正規軍の精鋭たちに護衛されながらラクたちはダンジョンの外に出た。
都会のごみごみとした空気が鼻腔に入る。
ダンジョンは隔絶した世界と言われている。ひし形の奇妙な遺跡。その扉を通れば地続きに地下深くまでダンジョンが広がっているのだが、研究者曰くその内部は全く異なる未知の世界だというのだ。
不思議なことに外の空気はダンジョンの入り口で遮断され、内部の空気と混ざり合うことはない。
そのおかげかダンジョン内はその不気味な見た目とは異なり、空気が澄んでいる。ダンジョンを出た時には排気ガスがどれだけ大気を汚染しているのかを感じ取れるほどである。
救急車のサイレンが点滅している。正規軍があらかじめ呼んでいたものだろう。
まるで事件現場かのようにテープが張り巡らされて、その周囲にやじ馬が集まっている。
救急車に乗り込む前にやじ馬の中に武装した探索者らしき者たちが紛れているのをラクは見た。
ハイエナ行為である。
ダンジョンを攻略する過程でどうしても新な区画に挑む者たちが出てくる。ある程度人が入り、情報が出回っているエリアとは違い、新しい区画、攻略の最前線ではまだ見ぬ宝や魔石の入手確率が高いからだ。
今回の冴島隊がそれである。ある程度の危険を承知で新しい物を求めていた。
発見されていない罠を発動させてしまう。あるいは未知の魔物に遭遇し対策できずに逃げかえる羽目になるというのは珍しい話ではなかった。
そういった場合は大抵正規軍が出張ってきて、探索者の救助とそれ以上の被害者を出さないように一時的にダンジョンを封鎖するのだ。
当然騒ぎになる。その騒ぎを聞きつけて集まるのが件のハイエナたちである。
最前線で異変が起こった。すなわち「新要素」の発覚。その情報を読み解けば金になるし、異変の起こったダンジョンでは宝が見つかりやすいというジンクスもある。
彼らはそれを狙っているのだ。
封鎖が解かれダンジョンに意気込んで入っていく探索者たちを車の中から見送り、ラクはそのまま病院にむかった。
病院内では簡単な検査をするだけだと思っていた。
怪我をしていないかとか、身体に異常はないかとかそういう検査だ。
ただ、その検査で負傷者が見つかった。
冴島である。
腰に深い傷があった。指揮に関わるため隠していたが、スケルトンの不意の一撃を食らっていたのだ。

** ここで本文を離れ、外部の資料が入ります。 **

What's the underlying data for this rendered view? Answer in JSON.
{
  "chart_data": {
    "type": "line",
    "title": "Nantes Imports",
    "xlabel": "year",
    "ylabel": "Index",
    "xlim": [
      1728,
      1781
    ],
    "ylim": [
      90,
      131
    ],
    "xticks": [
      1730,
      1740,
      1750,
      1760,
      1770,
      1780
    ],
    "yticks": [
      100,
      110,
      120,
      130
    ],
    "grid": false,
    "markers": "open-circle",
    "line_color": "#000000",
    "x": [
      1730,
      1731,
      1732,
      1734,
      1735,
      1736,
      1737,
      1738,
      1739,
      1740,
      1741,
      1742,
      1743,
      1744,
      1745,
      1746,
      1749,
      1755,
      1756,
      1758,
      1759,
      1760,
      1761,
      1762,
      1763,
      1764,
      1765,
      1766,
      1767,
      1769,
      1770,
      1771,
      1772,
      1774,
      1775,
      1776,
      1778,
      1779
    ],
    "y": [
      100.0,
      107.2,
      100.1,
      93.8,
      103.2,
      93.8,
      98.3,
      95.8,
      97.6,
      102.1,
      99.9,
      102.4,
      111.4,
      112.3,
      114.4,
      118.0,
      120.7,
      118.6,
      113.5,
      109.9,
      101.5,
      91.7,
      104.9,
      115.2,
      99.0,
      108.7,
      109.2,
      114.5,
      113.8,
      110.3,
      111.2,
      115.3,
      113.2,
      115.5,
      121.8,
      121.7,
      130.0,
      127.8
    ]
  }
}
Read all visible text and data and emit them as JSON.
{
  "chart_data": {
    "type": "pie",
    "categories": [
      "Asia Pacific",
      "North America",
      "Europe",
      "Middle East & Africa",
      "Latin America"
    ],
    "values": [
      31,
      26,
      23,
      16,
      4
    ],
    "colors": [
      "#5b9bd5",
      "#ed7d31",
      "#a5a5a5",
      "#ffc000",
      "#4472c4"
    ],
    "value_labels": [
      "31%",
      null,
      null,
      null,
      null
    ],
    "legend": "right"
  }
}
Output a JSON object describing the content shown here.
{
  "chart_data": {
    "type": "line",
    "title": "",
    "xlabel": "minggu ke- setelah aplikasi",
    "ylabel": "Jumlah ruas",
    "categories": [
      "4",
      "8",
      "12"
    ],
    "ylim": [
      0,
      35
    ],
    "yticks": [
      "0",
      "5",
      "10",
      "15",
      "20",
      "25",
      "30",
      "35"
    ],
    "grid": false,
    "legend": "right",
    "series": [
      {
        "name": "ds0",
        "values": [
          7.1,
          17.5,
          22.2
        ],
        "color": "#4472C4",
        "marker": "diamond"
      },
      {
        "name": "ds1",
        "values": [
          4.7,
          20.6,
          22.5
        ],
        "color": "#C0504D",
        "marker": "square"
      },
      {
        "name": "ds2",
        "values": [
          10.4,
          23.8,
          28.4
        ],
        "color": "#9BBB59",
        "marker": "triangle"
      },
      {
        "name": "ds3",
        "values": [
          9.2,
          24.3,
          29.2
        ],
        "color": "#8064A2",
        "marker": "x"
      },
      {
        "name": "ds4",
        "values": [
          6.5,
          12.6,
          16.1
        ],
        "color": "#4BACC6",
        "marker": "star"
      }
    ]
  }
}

冴島は一時的に入院することになり、ラクもそれに付き添うことになった。
中川や他の二人は簡単な検査を終えて帰宅する。入院の手続きを待つ間、個室にラクと冴島の二人だけが残っていた。
「ラク」
ベッドの上で冴島が話始める。真剣な顔つきだ。
「お前のあの力。白い魔石の……。すまん、正規軍に知らせるか?」
冴島が尋ねた。
ラクが白い魔石を吸収し、その力を扱えると知られれば正規軍は黙っていないだろう。
実際にその力を目の当たりにして冴島はそう思った。
あの場で知られるのは得策ではない。そう思って白衣の男には何も言わなかったが、後になってラクが正規軍に入りたいのなら自分は止める立場にいないと思い直した。
そうなれば隠したことは裏目に出るかもしれない。だから謝ったのだ。
ラクはそのことをよく理解していた。理解したうえで「かまわないよ」と冴島を許した。
「正直、僕もまだ実感が湧いていないんだ。あの時は皆を助けたいと必死だったから。白い魔石の力がこの身体に備わっているなんてまだ信じられないよ」
ラクの身体が少し震えている。ずっと探索者になりたいと思っていた。その夢が叶ったはずなのにこれから何が変わるのかを考えると少し怖かった。
「それに、正規軍はもう知っていると思う」
ラクが呟く。同時に病室の扉がノックされた。